1124 DR. BABASAHEB AMBEDKAR : WRITINGS AND SPEECHES
The Honourable Shri K. Santhanam : The article does not limit it only to those laws; it can also extend further.
The Honourable Dr. B. R. Ambedkar : No, it cannot extend further. The necessity for bringing an amendment in sub-clause (b) is this; that the executive power of the centre extends not only to matters enumerated in List I, but may also extend to matters enumerated in List III, and the position of the Drafting Committee is this, that whenever a law is made by Parliament, in respect of any matter contained in List III if the law confers executive power on the Centre, the power of the President to grant reprieve must extend to that law. Therefore, these words are necessary. Mr. Santhanam’s amendment is absolutely unnecessary and out of place because article 60 covers the point.
(Amendment of Mr. Santhanam was negatived.)
*The Honourable Dr. B. R. Ambedkar : The clause moved by my Friend Mr. Krishnamachari is of old standing. It occurs in the Instrument of Instructions issued to the Governor of the provinces under the Government of India Act, 1935.
Paragraph 17 of the Instrument of Instructions says :
“Without prejudice to the generality of his powers as to reservation of Bills, our Government shall not assent in our name to, but shall reserve for the consideration of our Governor-General any Bill or any of the clauses herein specified, i.e.

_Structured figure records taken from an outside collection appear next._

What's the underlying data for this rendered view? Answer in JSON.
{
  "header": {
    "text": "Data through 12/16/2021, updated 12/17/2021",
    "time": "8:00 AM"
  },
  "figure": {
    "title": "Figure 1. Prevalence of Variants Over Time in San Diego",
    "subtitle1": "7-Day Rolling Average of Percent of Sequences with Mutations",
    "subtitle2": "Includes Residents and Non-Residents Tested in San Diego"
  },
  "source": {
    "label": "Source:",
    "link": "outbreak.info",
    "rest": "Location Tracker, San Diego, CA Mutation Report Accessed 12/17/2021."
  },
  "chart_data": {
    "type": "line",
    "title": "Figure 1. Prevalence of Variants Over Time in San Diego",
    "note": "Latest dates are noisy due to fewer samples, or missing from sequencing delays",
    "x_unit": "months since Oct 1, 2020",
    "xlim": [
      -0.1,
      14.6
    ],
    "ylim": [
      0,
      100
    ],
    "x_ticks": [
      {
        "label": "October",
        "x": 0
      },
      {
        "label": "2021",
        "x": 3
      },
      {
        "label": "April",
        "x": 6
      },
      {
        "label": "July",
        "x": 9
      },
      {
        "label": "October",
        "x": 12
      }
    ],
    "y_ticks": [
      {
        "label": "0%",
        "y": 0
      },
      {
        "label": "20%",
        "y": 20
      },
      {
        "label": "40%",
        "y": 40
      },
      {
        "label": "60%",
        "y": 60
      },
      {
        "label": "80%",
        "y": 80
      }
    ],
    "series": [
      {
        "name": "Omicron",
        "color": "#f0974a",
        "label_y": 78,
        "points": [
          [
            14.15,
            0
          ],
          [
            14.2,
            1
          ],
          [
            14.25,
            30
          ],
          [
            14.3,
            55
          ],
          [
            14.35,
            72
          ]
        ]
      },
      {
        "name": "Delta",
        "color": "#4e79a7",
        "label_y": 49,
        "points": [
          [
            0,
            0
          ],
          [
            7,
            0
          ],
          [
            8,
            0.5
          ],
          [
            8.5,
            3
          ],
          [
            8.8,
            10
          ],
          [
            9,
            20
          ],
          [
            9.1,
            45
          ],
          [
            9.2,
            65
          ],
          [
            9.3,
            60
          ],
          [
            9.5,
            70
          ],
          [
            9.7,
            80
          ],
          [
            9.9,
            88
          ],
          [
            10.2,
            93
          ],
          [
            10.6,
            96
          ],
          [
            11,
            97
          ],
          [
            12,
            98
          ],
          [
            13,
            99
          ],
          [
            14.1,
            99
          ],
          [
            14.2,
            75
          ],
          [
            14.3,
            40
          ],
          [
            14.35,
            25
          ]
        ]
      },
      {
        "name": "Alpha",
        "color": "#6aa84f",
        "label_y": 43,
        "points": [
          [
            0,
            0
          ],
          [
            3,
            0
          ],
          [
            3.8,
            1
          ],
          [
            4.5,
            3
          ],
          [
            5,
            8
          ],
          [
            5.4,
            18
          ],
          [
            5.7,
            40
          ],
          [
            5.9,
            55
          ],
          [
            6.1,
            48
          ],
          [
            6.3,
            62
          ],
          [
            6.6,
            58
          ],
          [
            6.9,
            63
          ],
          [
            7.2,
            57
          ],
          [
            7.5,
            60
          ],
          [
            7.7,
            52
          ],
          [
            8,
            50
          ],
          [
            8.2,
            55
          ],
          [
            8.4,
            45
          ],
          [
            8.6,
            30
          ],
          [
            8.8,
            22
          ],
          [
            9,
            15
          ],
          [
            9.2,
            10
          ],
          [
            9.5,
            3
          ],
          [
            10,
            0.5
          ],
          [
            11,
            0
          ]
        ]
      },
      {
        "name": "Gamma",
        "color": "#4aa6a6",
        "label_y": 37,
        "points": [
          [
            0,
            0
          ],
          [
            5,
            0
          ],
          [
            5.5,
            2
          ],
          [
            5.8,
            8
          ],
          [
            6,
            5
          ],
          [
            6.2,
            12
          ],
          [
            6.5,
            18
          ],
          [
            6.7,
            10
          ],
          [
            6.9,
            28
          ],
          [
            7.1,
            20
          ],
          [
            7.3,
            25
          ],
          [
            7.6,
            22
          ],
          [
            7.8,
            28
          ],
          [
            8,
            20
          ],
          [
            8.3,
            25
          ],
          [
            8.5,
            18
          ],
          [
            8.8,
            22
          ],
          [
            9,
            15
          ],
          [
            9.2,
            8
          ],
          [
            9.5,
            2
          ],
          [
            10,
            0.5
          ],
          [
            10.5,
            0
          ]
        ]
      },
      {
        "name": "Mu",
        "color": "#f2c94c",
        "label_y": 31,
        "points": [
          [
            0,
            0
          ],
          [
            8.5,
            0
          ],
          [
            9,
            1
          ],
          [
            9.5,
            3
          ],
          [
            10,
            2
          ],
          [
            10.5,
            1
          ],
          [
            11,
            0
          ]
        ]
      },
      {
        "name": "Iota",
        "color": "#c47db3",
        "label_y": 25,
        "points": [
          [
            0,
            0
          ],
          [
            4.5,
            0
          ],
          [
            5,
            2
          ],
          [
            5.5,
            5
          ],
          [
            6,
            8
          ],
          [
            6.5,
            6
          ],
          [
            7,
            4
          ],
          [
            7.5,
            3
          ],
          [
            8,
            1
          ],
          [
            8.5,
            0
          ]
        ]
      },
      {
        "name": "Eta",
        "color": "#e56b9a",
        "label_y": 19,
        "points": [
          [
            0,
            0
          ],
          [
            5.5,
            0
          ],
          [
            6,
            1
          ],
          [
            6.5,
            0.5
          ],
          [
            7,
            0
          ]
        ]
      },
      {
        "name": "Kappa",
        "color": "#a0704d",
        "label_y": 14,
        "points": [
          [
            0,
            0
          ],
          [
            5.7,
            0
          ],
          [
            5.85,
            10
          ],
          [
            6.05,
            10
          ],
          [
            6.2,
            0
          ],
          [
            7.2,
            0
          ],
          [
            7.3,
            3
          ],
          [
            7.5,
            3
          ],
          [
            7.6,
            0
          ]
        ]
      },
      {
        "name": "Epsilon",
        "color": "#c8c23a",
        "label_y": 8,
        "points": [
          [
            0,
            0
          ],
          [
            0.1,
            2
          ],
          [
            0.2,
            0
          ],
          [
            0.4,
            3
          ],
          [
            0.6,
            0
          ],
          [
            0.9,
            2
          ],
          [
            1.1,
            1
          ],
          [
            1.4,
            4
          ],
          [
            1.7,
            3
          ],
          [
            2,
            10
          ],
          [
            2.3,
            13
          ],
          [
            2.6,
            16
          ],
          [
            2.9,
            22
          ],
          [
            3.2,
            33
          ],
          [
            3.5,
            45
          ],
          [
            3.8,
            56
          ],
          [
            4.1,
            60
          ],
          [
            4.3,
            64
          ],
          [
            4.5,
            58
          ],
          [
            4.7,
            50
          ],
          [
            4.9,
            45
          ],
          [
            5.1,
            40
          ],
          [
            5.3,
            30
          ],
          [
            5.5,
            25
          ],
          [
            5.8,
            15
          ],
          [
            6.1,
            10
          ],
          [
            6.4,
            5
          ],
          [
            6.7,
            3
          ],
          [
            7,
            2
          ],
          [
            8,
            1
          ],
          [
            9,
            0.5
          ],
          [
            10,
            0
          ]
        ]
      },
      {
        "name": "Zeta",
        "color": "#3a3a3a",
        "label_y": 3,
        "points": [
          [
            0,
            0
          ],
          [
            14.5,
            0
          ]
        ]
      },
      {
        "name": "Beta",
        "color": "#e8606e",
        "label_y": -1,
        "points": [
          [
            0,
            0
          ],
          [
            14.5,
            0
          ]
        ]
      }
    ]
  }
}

(b) any Bill which in his opinion would, if it became law so derogate from the powers of the High Court as to endanger the position that that Court is, by the Act, designed to fulfil.”
This clause is the old Instrument of Instructions the Drafting Committee had bodily copied in the Fourth Schedule which they had proposed to introduce and it will be found in Vol. II of the amendments at pages
368-369. In view of the fact that the House on my recommendation came to the conclusion that for the reasons which I then stated it was unneccessary to have any such schedule containing instructions to the Governors of the States in Part I, it is felt by the Drafting Committee that, at any rate, that particular part of the proposed Instrument of Instructions, paragraph 17, should be incorporated in the Constitution itself. Now, Sir, the reasons for doing this are these :
The High Courts are placed under the Centre as well as the Provinces. So far as the organisation and the territorial jurisdiction of the High Court are concerned, they are undoubtedly under the Centre and the Provinces have no power either to alter the organization of the High Court or the
*CAD, Vol. X, 17th October 1949, pp. 393-394.